Mulailah dengan mempertimbangkan pakaian dan pola Anda. Motif yang detail dan kain yang halus paling baik dibuat dengan bedak halus. Sebagian besar pakaian dapat dibuat dengan bedak sedang, dan aman digunakan jika Anda tidak yakin. Bedak kasar cocok untuk bahan dan motif yang tebal atau kasar yang membutuhkan daya tahan. Pilih bedak yang lembut jika Anda menginginkan kesan lembut. Untuk mendapatkan efek timbul atau bertekstur, gunakan bedak kasar. Saat Anda menggunakan bedak, selalu pastikan bedak tersebut sesuai dengan kain dan tampilan motif Anda.

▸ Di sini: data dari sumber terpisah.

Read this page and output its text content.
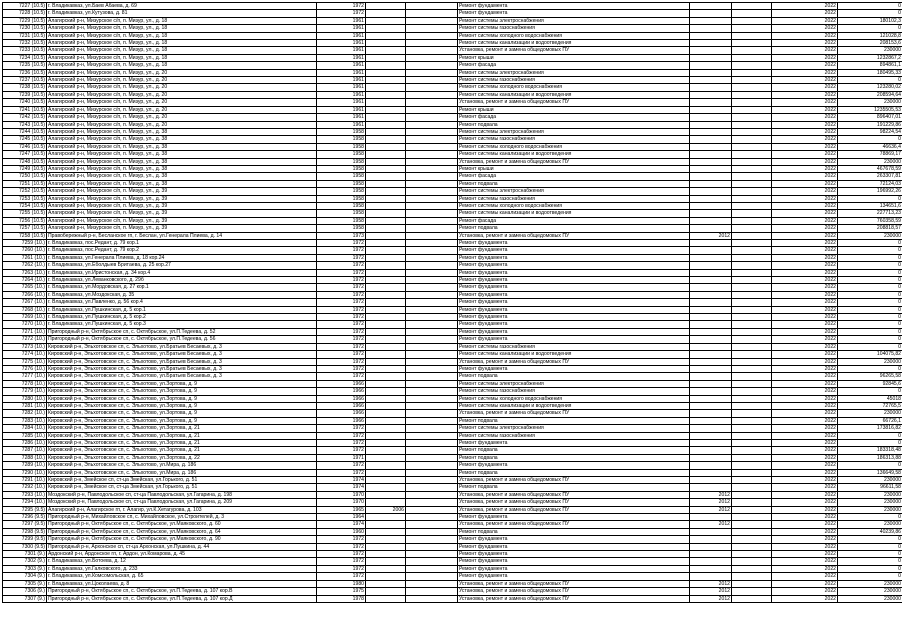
7227 (10.5)	г. Владикавказ, ул.Баев Абаева, д. 69	1972			Ремонт фундамента			2022	0
7228 (10.5)	г. Владикавказ, ул.Кутузова, д. 81	1972			Ремонт фундамента			2022	0
7229 (10.5)	Алагирский р-н, Мизурское с/п, п. Мизур, ул., д. 18	1961			Ремонт системы электроснабжения			2022	180102,3
7230 (10.5)	Алагирский р-н, Мизурское с/п, п. Мизур, ул., д. 18	1961			Ремонт системы газоснабжения			2022	0
7231 (10.5)	Алагирский р-н, Мизурское с/п, п. Мизур, ул., д. 18	1961			Ремонт системы холодного водоснабжения			2022	121028,8
7232 (10.5)	Алагирский р-н, Мизурское с/п, п. Мизур, ул., д. 18	1961			Ремонт системы канализации и водоотведения			2022	208153,6
7233 (10.5)	Алагирский р-н, Мизурское с/п, п. Мизур, ул., д. 18	1961			Установка, ремонт и замена общедомовых ПУ			2022	230000
7234 (10.5)	Алагирский р-н, Мизурское с/п, п. Мизур, ул., д. 18	1961			Ремонт крыши			2022	1232867,2
7235 (10.5)	Алагирский р-н, Мизурское с/п, п. Мизур, ул., д. 18	1961			Ремонт фасада			2022	894861,1
7236 (10.5)	Алагирский р-н, Мизурское с/п, п. Мизур, ул., д. 20	1961			Ремонт системы электроснабжения			2022	180495,33
7237 (10.5)	Алагирский р-н, Мизурское с/п, п. Мизур, ул., д. 20	1961			Ремонт системы газоснабжения			2022	0
7238 (10.5)	Алагирский р-н, Мизурское с/п, п. Мизур, ул., д. 20	1961			Ремонт системы холодного водоснабжения			2022	123280,02
7239 (10.5)	Алагирский р-н, Мизурское с/п, п. Мизур, ул., д. 20	1961			Ремонт системы канализации и водоотведения			2022	208594,64
7240 (10.5)	Алагирский р-н, Мизурское с/п, п. Мизур, ул., д. 20	1961			Установка, ремонт и замена общедомовых ПУ			2022	230000
7241 (10.5)	Алагирский р-н, Мизурское с/п, п. Мизур, ул., д. 20	1961			Ремонт крыши			2022	1235505,53
7242 (10.5)	Алагирский р-н, Мизурское с/п, п. Мизур, ул., д. 20	1961			Ремонт фасада			2022	896407,01
7243 (10.5)	Алагирский р-н, Мизурское с/п, п. Мизур, ул., д. 20	1961			Ремонт подвала			2022	191229,86
7244 (10.5)	Алагирский р-н, Мизурское с/п, п. Мизур, ул., д. 38	1958			Ремонт системы электроснабжения			2022	98224,54
7245 (10.5)	Алагирский р-н, Мизурское с/п, п. Мизур, ул., д. 38	1958			Ремонт системы газоснабжения			2022	0
7246 (10.5)	Алагирский р-н, Мизурское с/п, п. Мизур, ул., д. 38	1958			Ремонт системы холодного водоснабжения			2022	46636,4
7247 (10.5)	Алагирский р-н, Мизурское с/п, п. Мизур, ул., д. 38	1958			Ремонт системы канализации и водоотведения			2022	78869,17
7248 (10.5)	Алагирский р-н, Мизурское с/п, п. Мизур, ул., д. 38	1958			Установка, ремонт и замена общедомовых ПУ			2022	230000
7249 (10.5)	Алагирский р-н, Мизурское с/п, п. Мизур, ул., д. 38	1958			Ремонт крыши			2022	467678,59
7250 (10.5)	Алагирский р-н, Мизурское с/п, п. Мизур, ул., д. 38	1958			Ремонт фасада			2022	263307,81
7251 (10.5)	Алагирский р-н, Мизурское с/п, п. Мизур, ул., д. 38	1958			Ремонт подвала			2022	72124,03
7252 (10.5)	Алагирский р-н, Мизурское с/п, п. Мизур, ул., д. 39	1958			Ремонт системы электроснабжения			2022	196992,26
7253 (10.5)	Алагирский р-н, Мизурское с/п, п. Мизур, ул., д. 39	1958			Ремонт системы газоснабжения			2022	0
7254 (10.5)	Алагирский р-н, Мизурское с/п, п. Мизур, ул., д. 39	1958			Ремонт системы холодного водоснабжения			2022	134651,6
7255 (10.5)	Алагирский р-н, Мизурское с/п, п. Мизур, ул., д. 39	1958			Ремонт системы канализации и водоотведения			2022	227713,23
7256 (10.5)	Алагирский р-н, Мизурское с/п, п. Мизур, ул., д. 39	1958			Ремонт фасада			2022	760358,59
7257 (10.5)	Алагирский р-н, Мизурское с/п, п. Мизур, ул., д. 39	1958			Ремонт подвала			2022	208818,57
7258 (10.5)	Правобережный р-н, Бесланское гп, г. Беслан, ул.Генерала Плиева, д. 14	1973			Установка, ремонт и замена общедомовых ПУ	2012		2022	230000
7259 (10.)	г. Владикавказ, пос.Редант, д. 79 кор.1	1972			Ремонт фундамента			2022	0
7260 (10.)	г. Владикавказ, пос.Редант, д. 79 кор.2	1972			Ремонт фундамента			2022	0
7261 (10.)	г. Владикавказ, ул.Генерала Плиева, д. 18 кор.24	1972			Ремонт фундамента			2022	0
7262 (10.)	г. Владикавказ, ул.Еболдыев Бритаева, д. 25 кор.27	1972			Ремонт фундамента			2022	0
7263 (10.)	г. Владикавказ, ул.Иристонская, д. 34 кор.4	1972			Ремонт фундамента			2022	0
7264 (10.)	г. Владикавказ, ул.Леванковского, д. 29б	1972			Ремонт фундамента			2022	0
7265 (10.)	г. Владикавказ, ул.Мордовская, д. 27 кор.1	1972			Ремонт фундамента			2022	0
7266 (10.)	г. Владикавказ, ул.Моздокская, д. 35	1972			Ремонт фундамента			2022	0
7267 (10.)	г. Владикавказ, ул.Павленко, д. 56 кор.4	1972			Ремонт фундамента			2022	0
7268 (10.)	г. Владикавказ, ул.Пушкинская, д. 5 кор.1	1972			Ремонт фундамента			2022	0
7269 (10.)	г. Владикавказ, ул.Пушкинская, д. 5 кор.2	1972			Ремонт фундамента			2022	0
7270 (10.)	г. Владикавказ, ул.Пушкинская, д. 5 кор.3	1972			Ремонт фундамента			2022	0
7271 (10.)	Пригородный р-н, Октябрьское сп, с. Октябрьское, ул.П.Тедеева, д. 52	1972			Ремонт фундамента			2022	0
7272 (10.)	Пригородный р-н, Октябрьское сп, с. Октябрьское, ул.П.Тедеева, д. 56	1972			Ремонт фундамента			2022	0
7273 (10.)	Кировский р-н, Эльхотовское сп, с. Эльхотово, ул.Братьев Бесаевых, д. 3	1972			Ремонт системы газоснабжения			2022	0
7274 (10.)	Кировский р-н, Эльхотовское сп, с. Эльхотово, ул.Братьев Бесаевых, д. 3	1972			Ремонт системы канализации и водоотведения			2022	104075,82
7275 (10.)	Кировский р-н, Эльхотовское сп, с. Эльхотово, ул.Братьев Бесаевых, д. 3	1972			Установка, ремонт и замена общедомовых ПУ			2022	230000
7276 (10.)	Кировский р-н, Эльхотовское сп, с. Эльхотово, ул.Братьев Бесаевых, д. 3	1972			Ремонт фундамента			2022	0
7277 (10.)	Кировский р-н, Эльхотовское сп, с. Эльхотово, ул.Братьев Бесаевых, д. 3	1972			Ремонт подвала			2022	96265,58
7278 (10.)	Кировский р-н, Эльхотовское сп, с. Эльхотово, ул.Зортова, д. 9	1966			Ремонт системы электроснабжения			2022	92845,6
7279 (10.)	Кировский р-н, Эльхотовское сп, с. Эльхотово, ул.Зортова, д. 9	1966			Ремонт системы газоснабжения			2022	0
7280 (10.)	Кировский р-н, Эльхотовское сп, с. Эльхотово, ул.Зортова, д. 9	1966			Ремонт системы холодного водоснабжения			2022	45018
7281 (10.)	Кировский р-н, Эльхотовское сп, с. Эльхотово, ул.Зортова, д. 9	1966			Ремонт системы канализации и водоотведения			2022	72765,5
7282 (10.)	Кировский р-н, Эльхотовское сп, с. Эльхотово, ул.Зортова, д. 9	1966			Установка, ремонт и замена общедомовых ПУ			2022	230000
7283 (10.)	Кировский р-н, Эльхотовское сп, с. Эльхотово, ул.Зортова, д. 9	1966			Ремонт подвала			2022	66726,1
7284 (10.)	Кировский р-н, Эльхотовское сп, с. Эльхотово, ул.Зортова, д. 21	1972			Ремонт системы электроснабжения			2022	173816,82
7285 (10.)	Кировский р-н, Эльхотовское сп, с. Эльхотово, ул.Зортова, д. 21	1972			Ремонт системы газоснабжения			2022	0
7286 (10.)	Кировский р-н, Эльхотовское сп, с. Эльхотово, ул.Зортова, д. 21	1972			Ремонт фундамента			2022	0
7287 (10.)	Кировский р-н, Эльхотовское сп, с. Эльхотово, ул.Зортова, д. 21	1972			Ремонт подвала			2022	183318,48
7288 (10.)	Кировский р-н, Эльхотовское сп, с. Эльхотово, ул.Зортова, д. 22	1971			Ремонт подвала			2022	186313,88
7289 (10.)	Кировский р-н, Эльхотовское сп, с. Эльхотово, ул.Мира, д. 186	1972			Ремонт фундамента			2022	0
7290 (10.)	Кировский р-н, Эльхотовское сп, с. Эльхотово, ул.Мира, д. 186	1972			Ремонт подвала			2022	136649,58
7291 (10.)	Кировский р-н, Змейское сп, ст-ца Змейская, ул.Горького, д. 51	1974			Установка, ремонт и замена общедомовых ПУ			2022	230000
7292 (10.)	Кировский р-н, Змейское сп, ст-ца Змейская, ул.Горького, д. 51	1974			Ремонт подвала			2022	96611,58
7293 (10.)	Моздокский р-н, Павлодольское сп, ст-ца Павлодольская, ул.Гагарина, д. 198	1970			Установка, ремонт и замена общедомовых ПУ	2012		2022	230000
7294 (10.)	Моздокский р-н, Павлодольское сп, ст-ца Павлодольская, ул.Гагарина, д. 209	1970			Установка, ремонт и замена общедомовых ПУ	2012		2022	230000
7295 (9.5)	Алагирский р-н, Алагирское гп, г. Алагир, ул.К.Хетагурова, д. 103	1965	2006		Установка, ремонт и замена общедомовых ПУ	2012		2022	230000
7296 (9.5)	Пригородный р-н, Михайловское сп, с. Михайловское, ул.Строителей, д. 3	1964			Ремонт фундамента			2022	0
7297 (9.5)	Пригородный р-н, Октябрьское сп, с. Октябрьское, ул.Маяковского, д. 60	1974			Установка, ремонт и замена общедомовых ПУ	2012		2022	230000
7298 (9.5)	Пригородный р-н, Октябрьское сп, с. Октябрьское, ул.Маяковского, д. 64	1960			Ремонт подвала			2022	40239,86
7299 (9.5)	Пригородный р-н, Октябрьское сп, с. Октябрьское, ул.Маяковского, д. 90	1972			Ремонт фундамента			2022	0
7300 (9.5)	Пригородный р-н, Архонское сп, ст-ца Архонская, ул.Пушкина, д. 44	1972			Ремонт фундамента			2022	0
7301 (9.)	Ардонский р-н, Ардонское гп, г. Ардон, ул.Комарова, д. 45	1972			Ремонт фундамента			2022	0
7302 (9.)	г. Владикавказ, ул.Ботоева, д. 12	1972			Ремонт фундамента			2022	0
7303 (9.)	г. Владикавказ, ул.Галковского, д. 233	1972			Ремонт фундамента			2022	0
7304 (9.)	г. Владикавказ, ул.Комсомольская, д. 65	1972			Ремонт фундамента			2022	0
7305 (9.)	г. Владикавказ, ул.Цоколаева, д. 8	1980			Установка, ремонт и замена общедомовых ПУ	2012		2022	230000
7306 (9.)	Пригородный р-н, Октябрьское сп, с. Октябрьское, ул.П.Тедеева, д. 107 кор.В	1975			Установка, ремонт и замена общедомовых ПУ	2012		2022	230000
7307 (9.)	Пригородный р-н, Октябрьское сп, с. Октябрьское, ул.П.Тедеева, д. 107 кор.Д	1978			Установка, ремонт и замена общедомовых ПУ	2012		2022	230000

Berapa suhu pengeringan bubuk DTF?
Sebagian besar bubuk DTF memerlukan suhu pengeringan 160 °C hingga 180 °C (320 °F hingga 350 °F). Mesin pres panas biasanya memerlukan waktu 1 hingga 2 menit, sedangkan oven memerlukan waktu 2 hingga 3 menit. Petunjuk pada kemasan bubuk akan selalu berbeda karena merek yang berbeda mungkin memiliki kebutuhan yang berbeda. Jika dikeringkan dengan benar, cetakan Anda akan tahan lama dan tidak akan terkelupas.
Kapan harus menggunakan bubuk DTF hitam?
Bubuk DTF hitam cocok digunakan pada bahan berwarna gelap seperti kemeja hitam atau biru tua. Bubuk ini membuat cetakan lebih tebal dan mencegah warna menyatu dengan kain. Bubuk hitam sebaiknya digunakan jika diperlukan desain yang tajam dan jelas pada latar belakang gelap atau jika migrasi pewarna menjadi tantangan pada bahan yang sulit.